Köln (ddp-nrw). Martin Kokott ist ein Chorleiter aus Leidenschaft. Wenn der 48-jährige Kölner in die Klaviertasten greift und Bass, Sopran und Tenor dirigiert, dann ist er in seinem Element. Jeder Takt wird wieder und wieder geprobt, bis auch der letzte Ton sitzt. Dass sich soviel Engagement bezahlt macht, zeigt sein Jugendchor St. Stephan. In diesem Jahr feiert der Kölner Chor sein 25-jähriges Jubiläum.
Der Chor gilt als einer der größten und erfolgreichsten Jugendchöre in Deutschland. Von der amerikanischen Metal-Band Manowar und den Rockern von P.O.D. über Kölns Kultband Bläck Föös bis hin zu Komikerin Anke Engelke - sie alle standen mit dem Jugendchor auf der Bühne.
Doch an einen Auftritt erinnert sich Kokott besonders gerne. Als 1999 die Staats- und Regierungschefs der führenden Industrienationen zum G8-Gipfel in Köln zu Besuch waren, ließ es sich der damalige US-Präsident Bill Clinton nicht nehmen und stimmte zusammen mit dem Chor "Oh happy day" an. Für Kokott war es ein "grandioses Erlebnis, mit dem mächtigsten Mann der Welt zu singen".
Den Erfolg des Jugendchores führt Kokott auch auf die musikalische Mischung zurück. Obwohl es sich um einen kirchlichen Chor handelt, hat sich Kokott schon früh auch für weltliche Musik geöffnet. "Ich habe schnell gemerkt, dass man mit Kirchenmusik alleine heutzutage keine Jugendlichen mehr begeistern kann", blickt der 48-Jährige zurück. So war es für ihn nur selbstverständlich, dass das Repertoire auch Popmusik, Gospel und sogar Karnevalslieder umfassen müsse.

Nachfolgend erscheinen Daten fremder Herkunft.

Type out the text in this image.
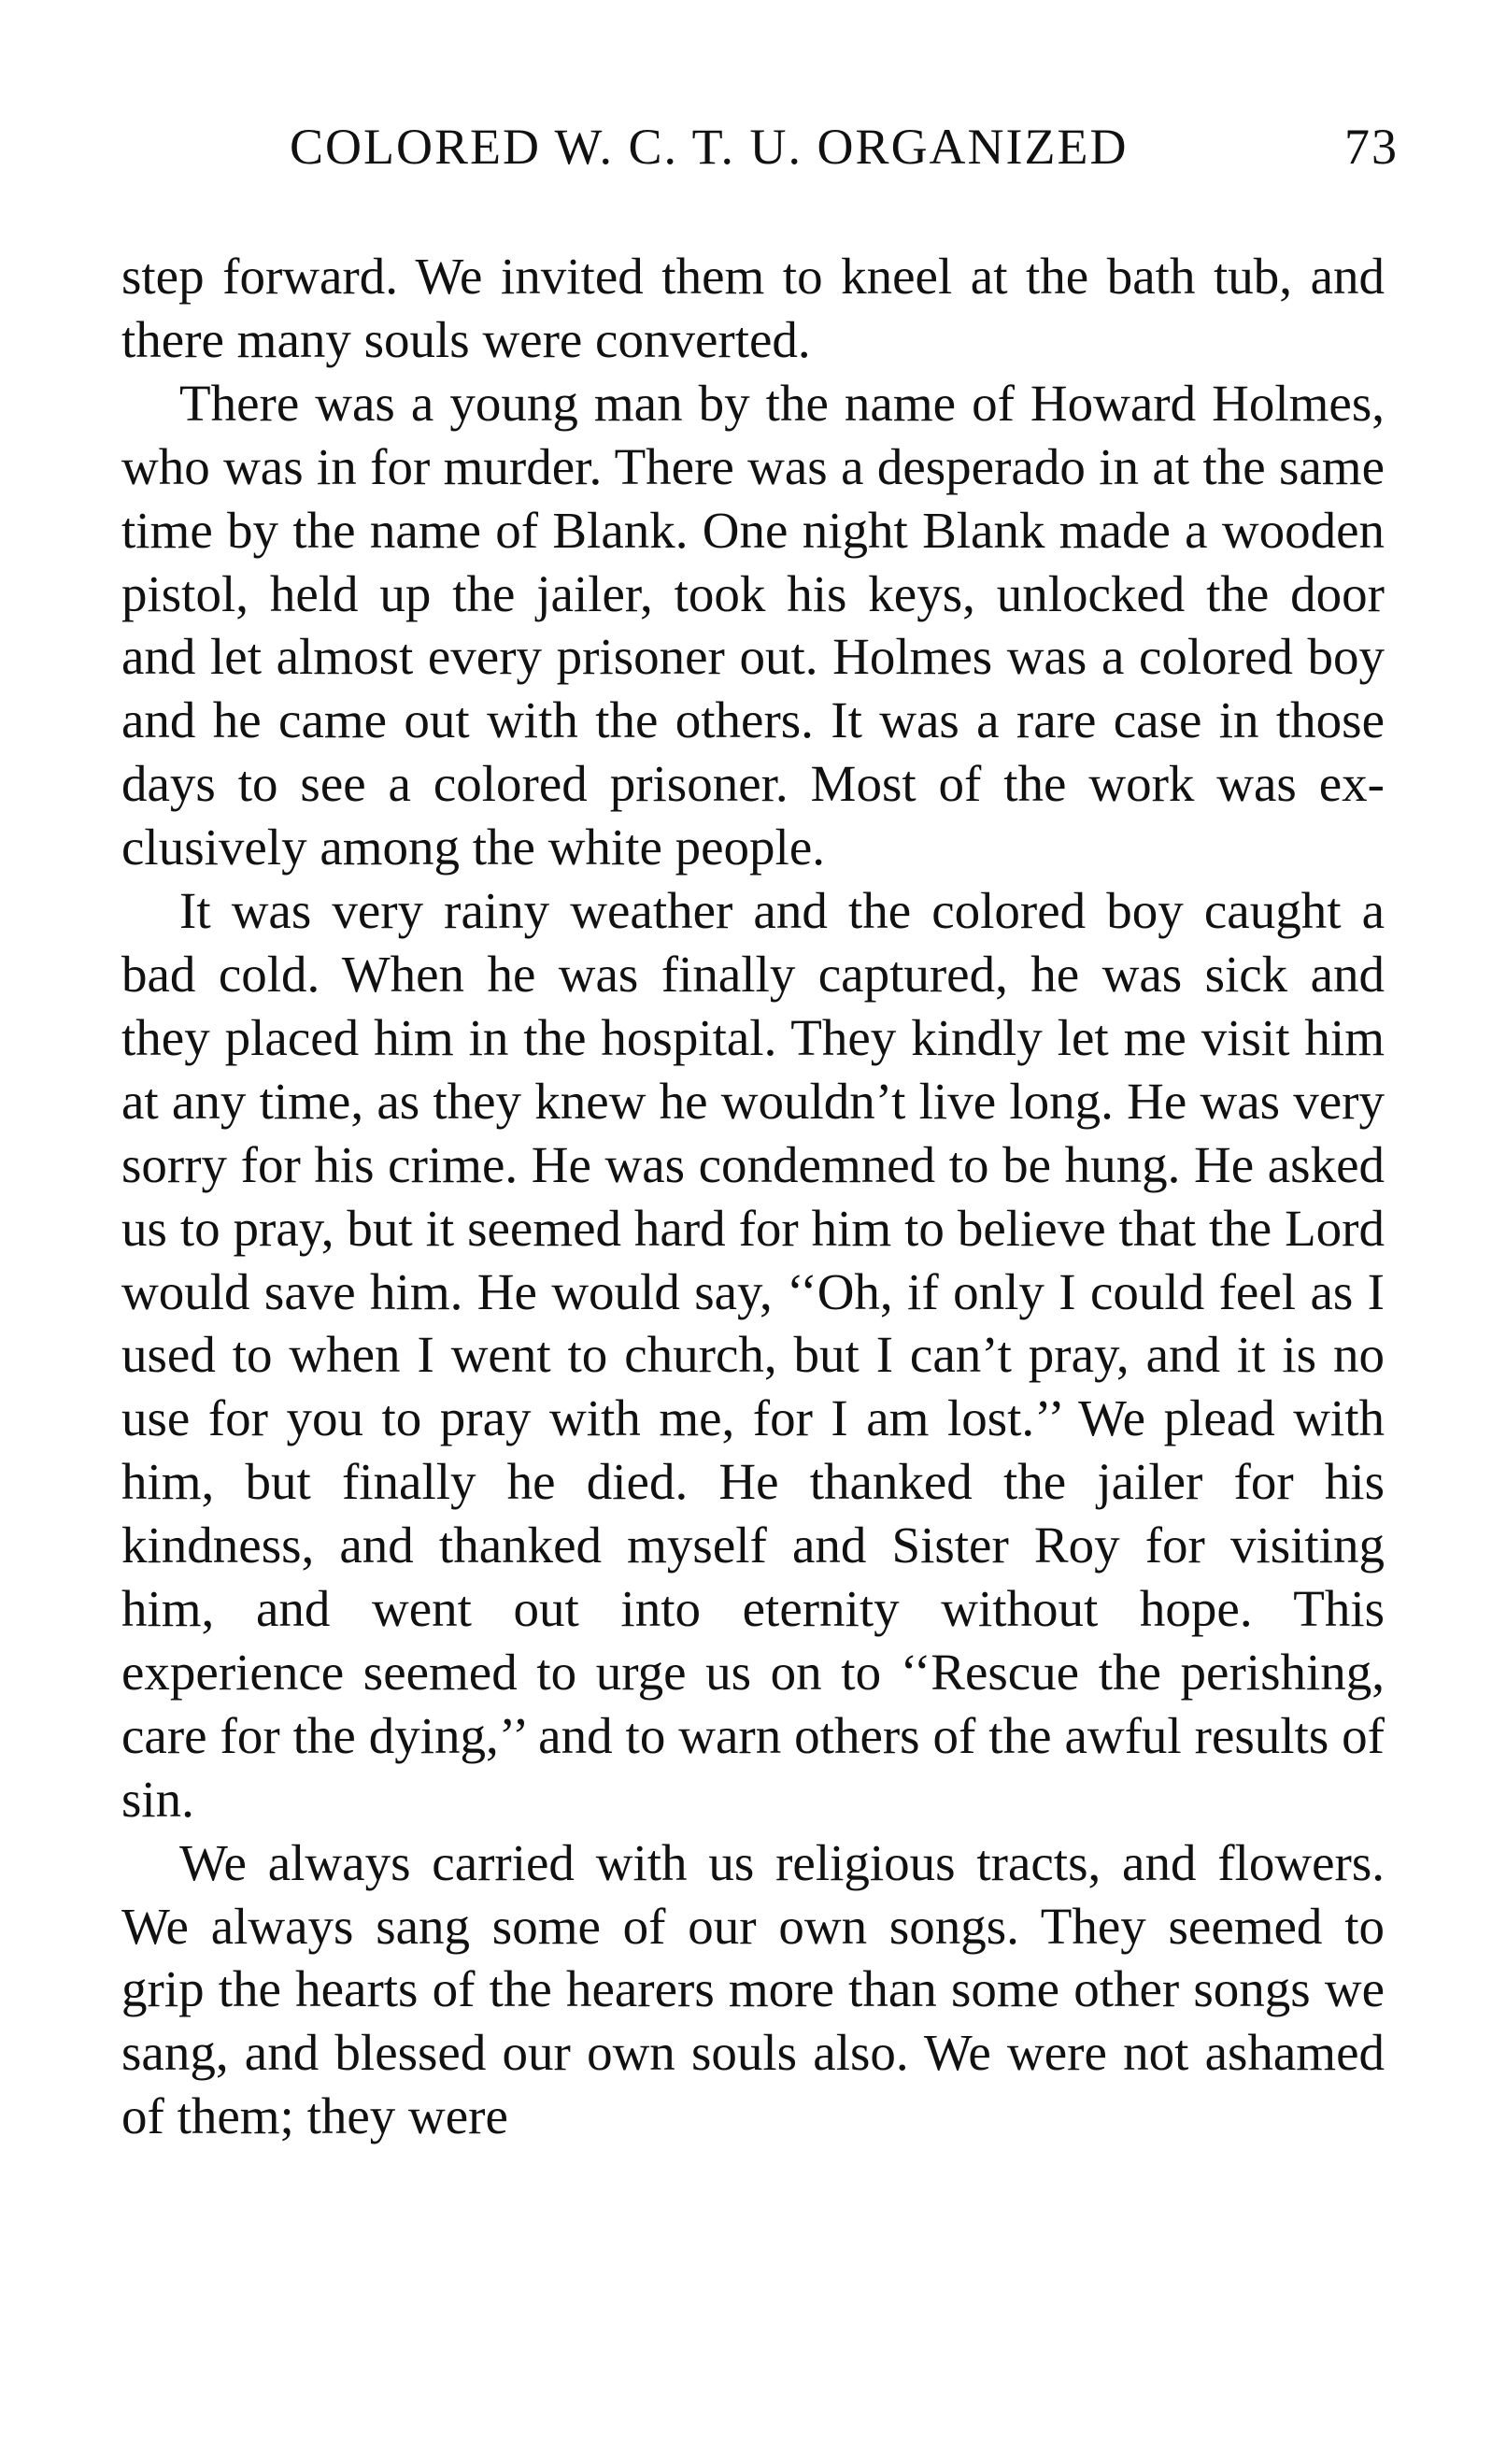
COLORED W. C. T. U. ORGANIZED	73

step forward. We invited them to kneel at the bath tub, and there many souls were converted.

There was a young man by the name of Howard Holmes, who was in for murder. There was a desperado in at the same time by the name of Blank. One night Blank made a wooden pistol, held up the jailer, took his keys, unlocked the door and let almost every prisoner out. Holmes was a colored boy and he came out with the others. It was a rare case in those days to see a colored prisoner. Most of the work was exclusively among the white people.

It was very rainy weather and the colored boy caught a bad cold. When he was finally captured, he was sick and they placed him in the hospital. They kindly let me visit him at any time, as they knew he wouldn’t live long. He was very sorry for his crime. He was condemned to be hung. He asked us to pray, but it seemed hard for him to believe that the Lord would save him. He would say, ‘‘Oh, if only I could feel as I used to when I went to church, but I can’t pray, and it is no use for you to pray with me, for I am lost.’’ We plead with him, but finally he died. He thanked the jailer for his kindness, and thanked myself and Sister Roy for visiting him, and went out into eternity without hope. This experience seemed to urge us on to ‘‘Rescue the perishing, care for the dying,’’ and to warn others of the awful results of sin.

We always carried with us religious tracts, and flowers. We always sang some of our own songs. They seemed to grip the hearts of the hearers more than some other songs we sang, and blessed our own souls also. We were not ashamed of them; they were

Ganz ohne Widerstände und Kritik verlief die Öffnung in diese Richtung jedoch nicht. Von Kollegen wird Kokott oftmals noch immer für seine Arbeit belächelt. Doch von seinem Weg lässt sich der Chorleiter nicht abbringen: "Im Rückblick gibt der Erfolg mir recht."
So überrascht es nicht, dass sich Kokott keine Gedanken um Nachwuchsprobleme machen muss. Derzeit umfasst der Chor rund 100 Mitglieder im Alter von 16 bis 30 Jahren und ist damit an seine Grenzen der Kapazität gestoßen. Die Folgen sind ein ständiger Aufnahmestopp und lange Wartelisten. "Zum Glück bin ich in der komfortablen Situation, zwischen den besten Bewerbern auswählen zu können", sagt Kokott. Dies tut er in regelmäßig stattfindenden Castings.
Das Singen war schon immer ein wichtiges Element in Kokotts Leben. Er selber ist einem Kinderchor groß geworden und war damals schon vom Dirigenten fasziniert: "Zu Hause habe ich mich dann immer vor den Spiegel gestellt und seine Bewegungen ausprobiert." Als Sänger sammelte er früh Erfahrung, in dem er unter anderem die Titelmelodie der "Sesamstraße" mit aufgenommen hat. Da war es nur noch konsequent, dass Kokott ein Musikstudium absolvierte.
Inzwischen leitet er neben dem Jugendchor St. Stephan noch zehn weitere Chöre, die von Kindern bis hin zu Senioren alle Generationen umfassen. Im Laufe der Jahre hat Kokott viele Sänger kommen und gehen gesehen. Allein im Jugendchor waren es mehr als 700 Mitglieder, unter denen einige Naturtalente waren.
Dass das Chorwesen jedoch nicht nur als Talentschmiede, sondern auch als Partnerbörse dient, hat Kokott selbst erfahren. Seine eigene Ehefrau hat bereits als Chormitglied bei ihm mitgesungen und ihn dadurch kennen und lieben gelernt. Trotz der musikalischen Verbindung wird zu Hause wenig gesungen: "Das wäre dann zu viel. Ich singe ja schon den ganzen Tag über." Für die nächsten 25 Jahre hat er sich ein besonderes Ziel gesteckt: "Mein Traum ist es, mit einem eigenen Lied in die Charts zu kommen."